Celebrate Five Years of Tully—Plus Three Other Films That Are Perfect for Mother’s Day

Extraordinary movies that rewrite the rules of motherhood

Director Jason Reitman’s Tullyreleased in 2018 just a week before Mother’s Day—provided a revelatory take on what it means to be a mom.

“What feels borderline revolutionary about the movie is the way it looks at motherhood through the mother, not her relationship with her kids,” writes the A.V. Club.

To celebrate Mother’s Day this year, we’re looking back on some of our favorite films that explore and embrace the unbelievable challenges and triumphs mothers face every day.

Charlize Theron’s Thoughts on Parenting in Tully

Mackenzie Davis and Charlize Theron in Tully

Tully

In 2015, screenwriter Diablo Cody was inspired to write Tully after giving birth to her third child and needing to take on a night nurse. "I had never seen a film about postpartum depression,” Cody explains in the production notes. Working with director Jason Reitman, Cody created a whole new story about motherhood, one that was equally funny, frightening, and fantastical. In the film, Marlo (Charlize Theron), a sleep-deprived mother struggling with a new infant in addition to her two rambunctious children, agrees to hire a night nurse named Tully (Mackenzie Davis). Through this mysterious nurse, Marlo renegotiates both what it means to be a mother and who she was before giving birth. Theron tells Marie Claire, “We don’t necessarily always get the entire truth told about what it takes to be a mother.” Pushing to tell a different story, “The film (and the actress) go places we never see in cinematic portrayals of motherhood,” writes The Wrap.

Watch Tully now on iTunes or Amazon!

The official trailer for A Thousand and One

Teyana Taylor and Aaron Kingsley Adetola in A Thousand and One

A Thousand and One

A.V. Rockwell’s A Thousand and One won the Grand Jury Prize at this year's Sundance Film Festival for its devastating portrayal of a mother raising her son in New York City in the 1990s and 2000s. After Inez (Teyana Taylor) is released from prison, she kidnaps her son Terry from foster care, taking him to Harlem to raise him. Taylor tapped her own experience as a mother to make her character both real and unforgettable. “I think her being a mother in real life really shines through in her portrayal,” Rockwell tells Cinema Daily. Never shying away from the complex reality of being a Black mother in America, Taylor’s portrayal of motherhood is inspiring and eye opening. The Washington Post writes, “This is a tough, beautiful, honest and bracingly hopeful movie about mutual care and unconditional love, with a transformative and indelible performance at its core.”

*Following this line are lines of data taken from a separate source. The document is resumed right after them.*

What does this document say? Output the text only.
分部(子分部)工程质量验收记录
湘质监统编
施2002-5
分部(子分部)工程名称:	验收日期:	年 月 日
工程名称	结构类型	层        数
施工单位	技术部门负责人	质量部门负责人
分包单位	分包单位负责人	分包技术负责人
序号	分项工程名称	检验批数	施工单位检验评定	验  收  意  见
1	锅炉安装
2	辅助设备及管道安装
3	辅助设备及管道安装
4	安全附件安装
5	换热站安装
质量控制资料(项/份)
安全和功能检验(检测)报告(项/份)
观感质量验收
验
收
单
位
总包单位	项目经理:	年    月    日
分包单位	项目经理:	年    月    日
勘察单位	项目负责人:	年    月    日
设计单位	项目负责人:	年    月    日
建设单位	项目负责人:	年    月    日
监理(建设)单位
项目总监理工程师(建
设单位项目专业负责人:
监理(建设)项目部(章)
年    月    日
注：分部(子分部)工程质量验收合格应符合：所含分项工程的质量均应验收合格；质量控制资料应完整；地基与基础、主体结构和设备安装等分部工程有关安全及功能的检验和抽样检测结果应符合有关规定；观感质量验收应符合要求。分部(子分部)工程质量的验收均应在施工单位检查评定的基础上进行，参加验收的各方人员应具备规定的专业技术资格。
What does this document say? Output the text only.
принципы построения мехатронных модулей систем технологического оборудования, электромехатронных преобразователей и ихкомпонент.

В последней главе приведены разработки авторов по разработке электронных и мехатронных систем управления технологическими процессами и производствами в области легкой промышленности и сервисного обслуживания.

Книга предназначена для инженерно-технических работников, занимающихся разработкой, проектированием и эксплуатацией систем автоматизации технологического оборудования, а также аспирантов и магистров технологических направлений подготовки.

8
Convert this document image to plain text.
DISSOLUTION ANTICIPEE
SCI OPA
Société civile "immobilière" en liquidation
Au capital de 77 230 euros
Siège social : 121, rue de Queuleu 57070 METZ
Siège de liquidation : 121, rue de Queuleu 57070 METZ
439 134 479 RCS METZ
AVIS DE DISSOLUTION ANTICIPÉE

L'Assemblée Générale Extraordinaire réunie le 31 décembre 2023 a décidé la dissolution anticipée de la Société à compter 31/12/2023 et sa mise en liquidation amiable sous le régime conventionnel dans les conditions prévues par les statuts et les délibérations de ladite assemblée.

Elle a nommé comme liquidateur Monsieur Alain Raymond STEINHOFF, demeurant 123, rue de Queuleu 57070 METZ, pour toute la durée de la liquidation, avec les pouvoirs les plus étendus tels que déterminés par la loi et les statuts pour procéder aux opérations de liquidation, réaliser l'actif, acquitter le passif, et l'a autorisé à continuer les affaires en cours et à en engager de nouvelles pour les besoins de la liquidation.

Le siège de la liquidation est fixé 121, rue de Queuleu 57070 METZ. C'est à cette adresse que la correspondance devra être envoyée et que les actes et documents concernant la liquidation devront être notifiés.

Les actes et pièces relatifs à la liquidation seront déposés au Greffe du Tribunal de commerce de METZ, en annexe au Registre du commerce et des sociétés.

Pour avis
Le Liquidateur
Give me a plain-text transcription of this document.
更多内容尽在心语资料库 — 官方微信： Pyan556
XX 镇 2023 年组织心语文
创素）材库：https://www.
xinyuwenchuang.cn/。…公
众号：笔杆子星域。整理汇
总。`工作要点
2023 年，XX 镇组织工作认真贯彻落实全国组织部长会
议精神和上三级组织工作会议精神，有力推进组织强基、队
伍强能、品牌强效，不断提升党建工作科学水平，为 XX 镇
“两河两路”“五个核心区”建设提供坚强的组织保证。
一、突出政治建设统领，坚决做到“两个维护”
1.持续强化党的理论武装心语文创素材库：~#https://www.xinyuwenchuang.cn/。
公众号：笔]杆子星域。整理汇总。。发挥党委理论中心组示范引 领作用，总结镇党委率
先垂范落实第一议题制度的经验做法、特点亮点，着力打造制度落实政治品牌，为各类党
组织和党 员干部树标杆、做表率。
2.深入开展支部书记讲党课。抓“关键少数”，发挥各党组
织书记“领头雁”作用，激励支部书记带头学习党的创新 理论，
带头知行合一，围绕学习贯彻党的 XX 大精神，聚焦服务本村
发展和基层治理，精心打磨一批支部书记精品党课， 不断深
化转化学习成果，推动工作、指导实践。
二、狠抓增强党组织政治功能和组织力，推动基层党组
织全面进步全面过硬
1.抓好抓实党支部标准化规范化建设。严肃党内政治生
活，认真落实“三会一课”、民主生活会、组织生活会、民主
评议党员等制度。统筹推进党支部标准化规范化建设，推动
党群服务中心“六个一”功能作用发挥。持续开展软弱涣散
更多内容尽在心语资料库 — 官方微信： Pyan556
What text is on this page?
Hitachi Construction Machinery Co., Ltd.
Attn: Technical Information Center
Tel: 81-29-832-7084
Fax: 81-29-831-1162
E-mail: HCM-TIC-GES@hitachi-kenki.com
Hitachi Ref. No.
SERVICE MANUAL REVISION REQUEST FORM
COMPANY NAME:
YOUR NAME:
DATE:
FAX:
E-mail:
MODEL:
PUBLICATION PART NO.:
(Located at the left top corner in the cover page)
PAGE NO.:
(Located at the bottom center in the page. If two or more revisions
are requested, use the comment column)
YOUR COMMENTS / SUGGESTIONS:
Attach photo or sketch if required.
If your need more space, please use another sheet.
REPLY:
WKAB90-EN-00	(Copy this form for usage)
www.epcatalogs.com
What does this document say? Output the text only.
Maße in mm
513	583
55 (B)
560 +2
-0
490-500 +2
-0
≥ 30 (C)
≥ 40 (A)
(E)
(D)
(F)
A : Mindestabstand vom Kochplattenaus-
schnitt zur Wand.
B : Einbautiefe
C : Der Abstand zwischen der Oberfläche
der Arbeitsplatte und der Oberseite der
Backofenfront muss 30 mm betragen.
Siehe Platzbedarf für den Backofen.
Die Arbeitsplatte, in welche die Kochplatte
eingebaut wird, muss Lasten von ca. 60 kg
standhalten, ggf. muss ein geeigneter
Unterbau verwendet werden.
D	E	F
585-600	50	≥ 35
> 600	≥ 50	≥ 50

Watch A Thousand and One now!

The official trailer for Let Him Go

Diane Lane in Let Him Go

Let Him Go

In Let Him Go, filmmaker Thomas Bezucha recasts the traditional American Western by making mothers the central characters. In the early 1960s, retired sheriff George Blackledge (Kevin Costner) and his wife Margaret (Diane Lane), still mourning the death of their only son, have their tragedy compounded when their daughter-in-law and her new husband take their grandson to live in North Dakota. To make matters worse, his new family, ruled by its iron matriarch (Lesley Manville), has no interest in including the boy’s grandparents in his upbringing. So the two mothers face each other down for the boy’s future. The New Yorker summed up the drama’s pull by writing, “The film has two mothers of steel, squaring up to each other, and two formidable actresses, of radically different styles, face to face.”

Watch Let Him Go now!

The official trailer for The Kids Are All Right

Annette Bening and Julianne Moore in The Kids Are All Right

The Kids Are All Right

In Lisa Cholodenko’s The Kids Are All Right, Nic (Annette Bening) and Jules (Julianne Moore) are a couple raising two kids (Mia Wasikowska and Josh Hutcherson) whose lives are turned upside down when they meet Paul (Mark Ruffalo), their sperm-donor dad. Cholodenko reframes the very concept of family with charm, comedy, and intelligence. The critically acclaimed film was nominated for four Academy Awards, including Best Picture. While many raved about its subtle representation of same-sex marriage and alternative families, NPR writes, “If The Kids Are All Right can be said to have a gay sensibility at all, it lies in the film's rousing defense of one of the most maligned figures in American cinema—the strong mother.”